Le président libanais avait entamé depuis lundi ses réunions officielles à Washington par une rencontre avec Marco Rubio, au cours de laquelle ils ont discuté de la mise en œuvre de l’accord-cadre tripartite et des relations bilatérales.

Le 26 juin, des délégations libanaise et israélienne, en présence du secrétaire d’État américain, ont signé un accord-cadre à Washington après plusieurs jours de négociations. Les autorités libanaises ont fait des concessions humiliantes à Israël, lui accordant la liberté de circulation au sein de la zone dite de sécurité et le droit d’y rester jusqu’au désarmement du Hezbollah, selon le Premier ministre israélien.

La plupart des partis libanais ont rejeté l’accord-cadre, estimant qu’il ne garantit nullement le retrait israélien des zones libanaises occupées où l’armée ennemie israélienne procède à la destruction des villages.

Sale temps pour les journalistes

Lundi, le juge Ahmed Rami El Haj, procureur général près la Cour de cassation, a demandé à la branche des renseignements des Forces de sécurité intérieure d’arrêter le journaliste Hassan Ollaik, en raison de publications sur les réseaux sociaux dans lesquelles il critiquait le régime saoudien pour le siège continu du Yémen.

Le journal Al-Akhbar rapporte que le juge a confirmé qu’il avait agi d’office, indiquant que le président de la République lui avait précédemment demandé d’agir immédiatement contre quiconque s’en prendrait à l’Arabie saoudite, et de considérer cela comme un délit ne relevant pas des dispositions de la loi sur la presse. Partant de cette interprétation, A.R. El Hage a estimé que les publications sur les réseaux sociaux ne relèvent pas des délits de presse, mais sont soumises à des poursuites pénales ordinaires. Par conséquent, le refus de H. Ollaik de comparaître devant la branche des renseignements entraînera l’émission de mandats d’arrêt à son encontre, lesquels seront diffusés auprès des différents services de sécurité pour exécution.

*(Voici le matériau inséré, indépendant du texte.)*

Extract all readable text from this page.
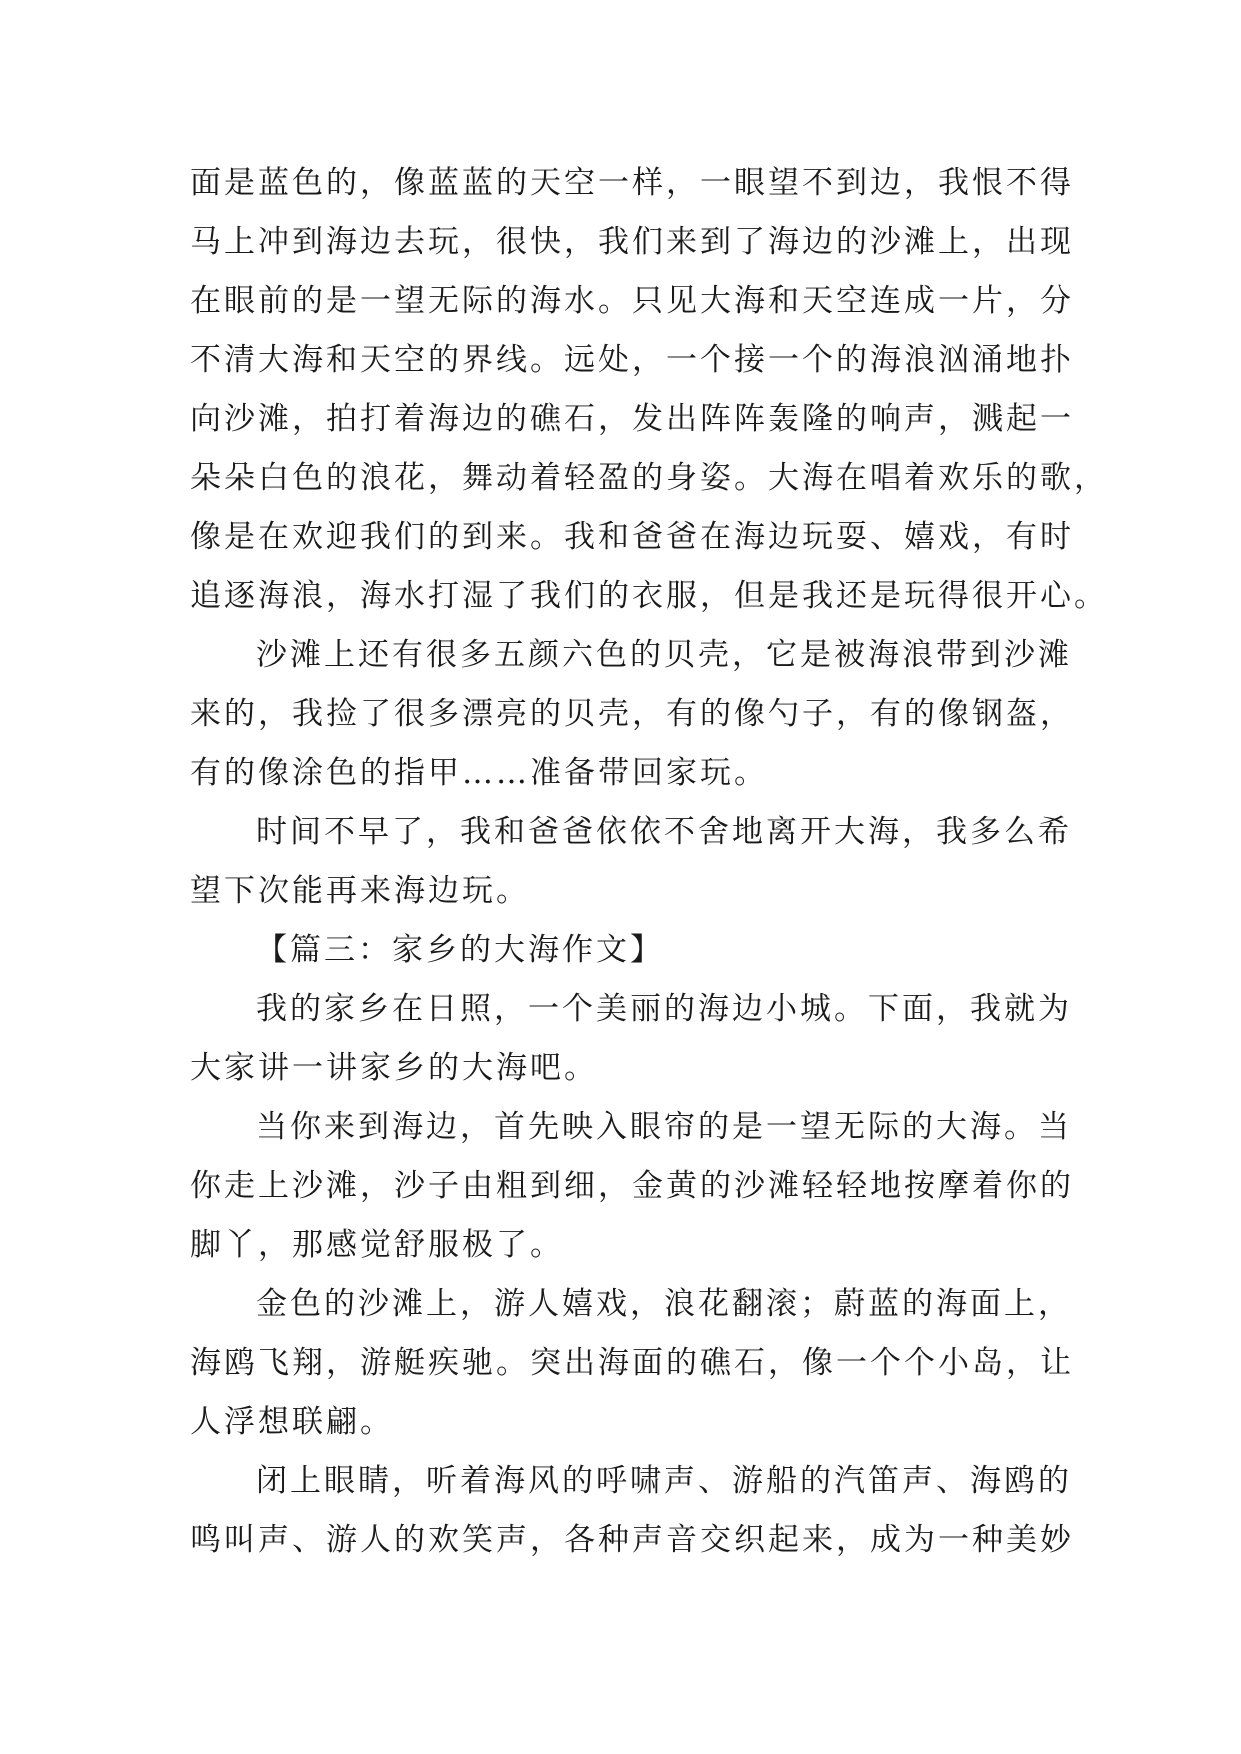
面是蓝色的，像蓝蓝的天空一样，一眼望不到边，我恨不得
马上冲到海边去玩，很快，我们来到了海边的沙滩上，出现
在眼前的是一望无际的海水。只见大海和天空连成一片，分
不清大海和天空的界线。远处，一个接一个的海浪汹涌地扑
向沙滩，拍打着海边的礁石，发出阵阵轰隆的响声，溅起一
朵朵白色的浪花，舞动着轻盈的身姿。大海在唱着欢乐的歌，
像是在欢迎我们的到来。我和爸爸在海边玩耍、嬉戏，有时
追逐海浪，海水打湿了我们的衣服，但是我还是玩得很开心。
沙滩上还有很多五颜六色的贝壳，它是被海浪带到沙滩
来的，我捡了很多漂亮的贝壳，有的像勺子，有的像钢盔，
有的像涂色的指甲……准备带回家玩。
时间不早了，我和爸爸依依不舍地离开大海，我多么希
望下次能再来海边玩。
【篇三：家乡的大海作文】
我的家乡在日照，一个美丽的海边小城。下面，我就为
大家讲一讲家乡的大海吧。
当你来到海边，首先映入眼帘的是一望无际的大海。当
你走上沙滩，沙子由粗到细，金黄的沙滩轻轻地按摩着你的
脚丫，那感觉舒服极了。
金色的沙滩上，游人嬉戏，浪花翻滚；蔚蓝的海面上，
海鸥飞翔，游艇疾驰。突出海面的礁石，像一个个小岛，让
人浮想联翩。
闭上眼睛，听着海风的呼啸声、游船的汽笛声、海鸥的
鸣叫声、游人的欢笑声，各种声音交织起来，成为一种美妙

Al-Akhbar a appris que l’envoyé saoudien Yazid bin Farhan et l’ambassadeur saoudien au Liban, Fahd Al-Dossari, ont contacté directement des ministres et des juges afin d’agir à la suite de ce que H. Ollaik a publié. On apprend également que le président de la République souhaite exécuter cet ordre avant son retour de Washington, afin de se dédouaner de toute responsabilité.

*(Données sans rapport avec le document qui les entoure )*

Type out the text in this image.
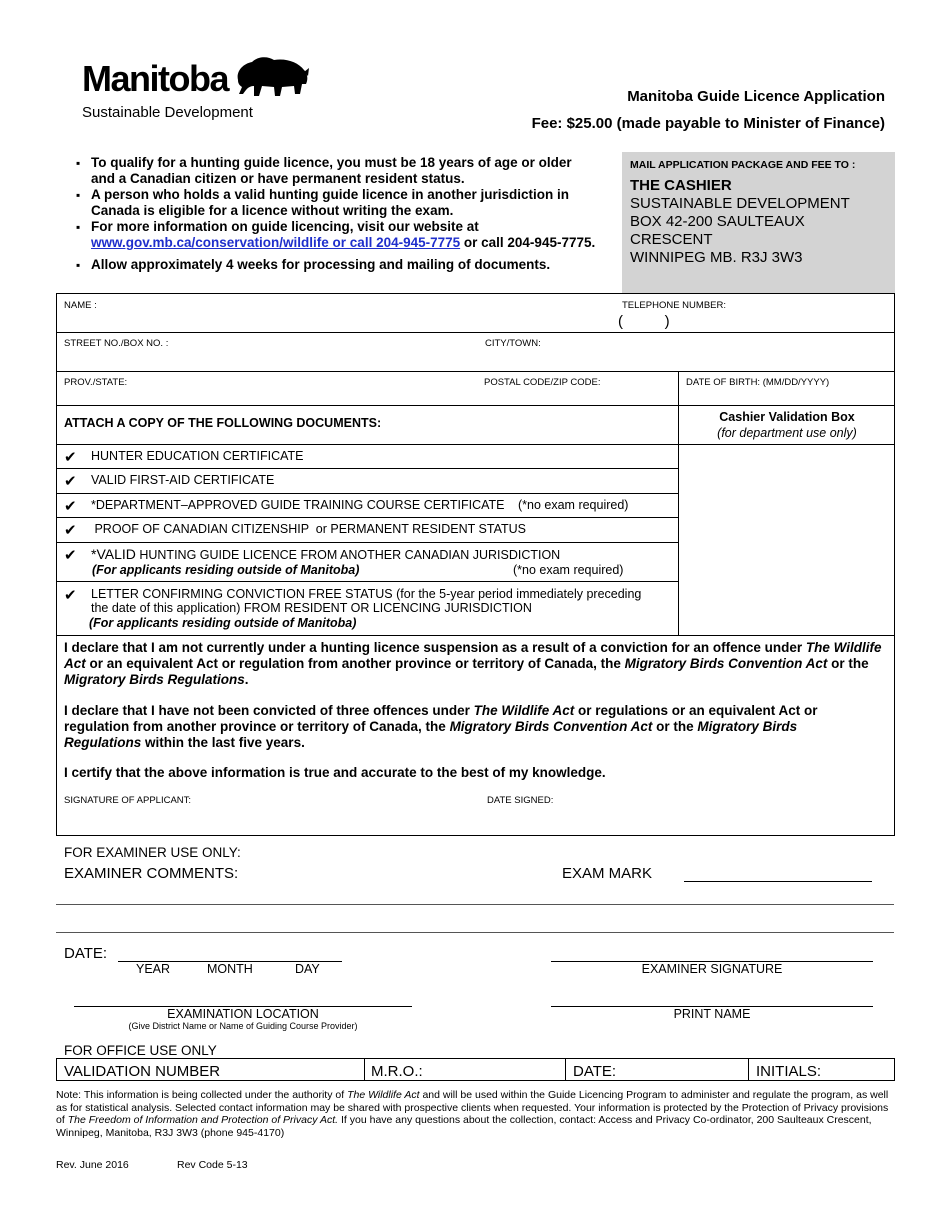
Manitoba
Sustainable Development
Manitoba Guide Licence Application
Fee: $25.00 (made payable to Minister of Finance)
▪ To qualify for a hunting guide licence, you must be 18 years of age or older and a Canadian citizen or have permanent resident status.
▪ A person who holds a valid hunting guide licence in another jurisdiction in Canada is eligible for a licence without writing the exam.
▪ For more information on guide licencing, visit our website at www.gov.mb.ca/conservation/wildlife or call 204-945-7775 or call 204-945-7775.
▪ Allow approximately 4 weeks for processing and mailing of documents.
MAIL APPLICATION PACKAGE AND FEE TO :
THE CASHIER
SUSTAINABLE DEVELOPMENT
BOX 42-200 SAULTEAUX
CRESCENT
WINNIPEG MB. R3J 3W3
NAME :	TELEPHONE NUMBER:
(          )
STREET NO./BOX NO. :	CITY/TOWN:
PROV./STATE:	POSTAL CODE/ZIP CODE:	DATE OF BIRTH: (MM/DD/YYYY)
ATTACH A COPY OF THE FOLLOWING DOCUMENTS:	Cashier Validation Box
(for department use only)
✔ HUNTER EDUCATION CERTIFICATE
✔ VALID FIRST-AID CERTIFICATE
✔ *DEPARTMENT–APPROVED GUIDE TRAINING COURSE CERTIFICATE (*no exam required)
✔ PROOF OF CANADIAN CITIZENSHIP  or PERMANENT RESIDENT STATUS
✔ *VALID HUNTING GUIDE LICENCE FROM ANOTHER CANADIAN JURISDICTION
(For applicants residing outside of Manitoba)	(*no exam required)
✔ LETTER CONFIRMING CONVICTION FREE STATUS (for the 5-year period immediately preceding
the date of this application) FROM RESIDENT OR LICENCING JURISDICTION
(For applicants residing outside of Manitoba)
I declare that I am not currently under a hunting licence suspension as a result of a conviction for an offence under The Wildlife Act or an equivalent Act or regulation from another province or territory of Canada, the Migratory Birds Convention Act or the Migratory Birds Regulations.
I declare that I have not been convicted of three offences under The Wildlife Act or regulations or an equivalent Act or regulation from another province or territory of Canada, the Migratory Birds Convention Act or the Migratory Birds Regulations within the last five years.
I certify that the above information is true and accurate to the best of my knowledge.
SIGNATURE OF APPLICANT:	DATE SIGNED:
FOR EXAMINER USE ONLY:
EXAMINER COMMENTS:	EXAM MARK
DATE:
YEAR	MONTH	DAY	EXAMINER SIGNATURE
EXAMINATION LOCATION
(Give District Name or Name of Guiding Course Provider)
PRINT NAME
FOR OFFICE USE ONLY
VALIDATION NUMBER	M.R.O.:	DATE:	INITIALS:
Note: This information is being collected under the authority of The Wildlife Act and will be used within the Guide Licencing Program to administer and regulate the program, as well as for statistical analysis. Selected contact information may be shared with prospective clients when requested. Your information is protected by the Protection of Privacy provisions of The Freedom of Information and Protection of Privacy Act. If you have any questions about the collection, contact: Access and Privacy Co-ordinator, 200 Saulteaux Crescent, Winnipeg, Manitoba, R3J 3W3 (phone 945-4170)
Rev. June 2016	Rev Code 5-13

Selon le récit du journaliste sur ce qui lui est arrivé, la branche des renseignements du Mont-Liban au sein des Forces de sécurité intérieure l’a contacté pour le convoquer à la « section des enquêtes de la division des renseignements, sur instruction du procureur général près la Cour de cassation ». Lorsqu’il a demandé la raison, son interlocuteur a répondu : « Nous ne savons pas. Nous sommes exclusivement chargés de la notification. » H. Ollaik a alors refusé de se présenter, au motif que les journalistes ne comparaissent que devant le tribunal de la presse. Par la suite, le confrère a effectué des démarches pour connaître le motif de la convocation, pour découvrir qu’elle était due à deux commentaires rédigés sur le réseau « X » dans lesquels il attaquait le prince héritier saoudien Mohammed ben Salmane, « en raison de son siège criminel des gouvernorats du nord du Yémen ». La personne qui l’a contacté lui a rapporté qu’il s’agissait « des instructions de Joseph Aoun, ordonnant de poursuivre quiconque s’en prend à ben Salmane et à son régime ».

Quelques heures plus tard, l’agent de sécurité l’a recontacté pour lui notifier, au nom du procureur général près la Cour de cassation, que sa publication « n’entre pas dans les compétences du tribunal de la presse ».

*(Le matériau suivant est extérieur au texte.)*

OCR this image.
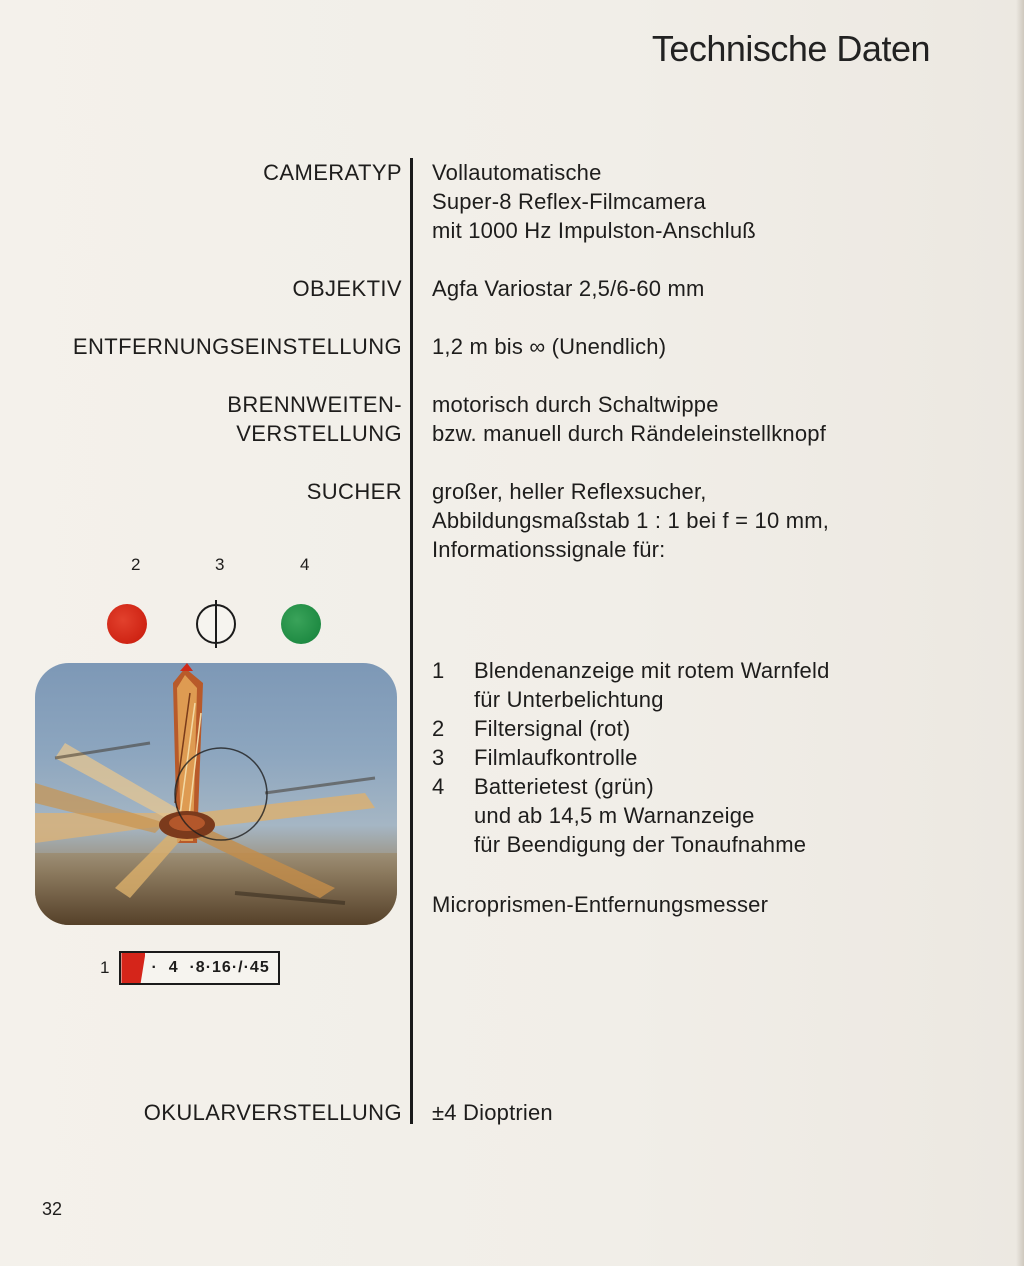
Technische Daten
CAMERATYP Vollautomatische
Super-8 Reflex-Filmcamera
mit 1000 Hz Impulston-Anschluß
OBJEKTIV Agfa Variostar 2,5/6-60 mm
ENTFERNUNGSEINSTELLUNG 1,2 m bis ∞ (Unendlich)
BRENNWEITEN-
VERSTELLUNG
motorisch durch Schaltwippe
bzw. manuell durch Rändeleinstellknopf
SUCHER großer, heller Reflexsucher,
Abbildungsmaßstab 1 : 1 bei f = 10 mm,
Informationssignale für:
2	3	4
1	·  4  ·8·16·/·45
1	Blendenanzeige mit rotem Warnfeld
für Unterbelichtung
2	Filtersignal (rot)
3	Filmlaufkontrolle
4	Batterietest (grün)
und ab 14,5 m Warnanzeige
für Beendigung der Tonaufnahme
Microprismen-Entfernungsmesser
OKULARVERSTELLUNG ±4 Dioptrien
32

Selon les informations, le parquet général près la Cour de cassation s’est appuyé, pour demander l’écoute du journaliste devant la division des renseignements, sur une jurisprudence qui établit une distinction entre ce qu’un journaliste publie dans un journal ou un média, et ce qu’il écrit sur les plateformes de réseaux sociaux. Selon cette interprétation, le journaliste ne bénéficie des garanties accordées par la loi aux journalistes dans les affaires de presse que dans le premier cas. Quant à ses publications numériques, elles n’entrent pas dans le cadre du travail journalistique dont les affaires relèvent du tribunal de la presse. C’est une interprétation qui jette une ombre inquiétante sur les journalistes, d’autant plus que les plateformes numériques sont devenues une partie essentielle de leur travail.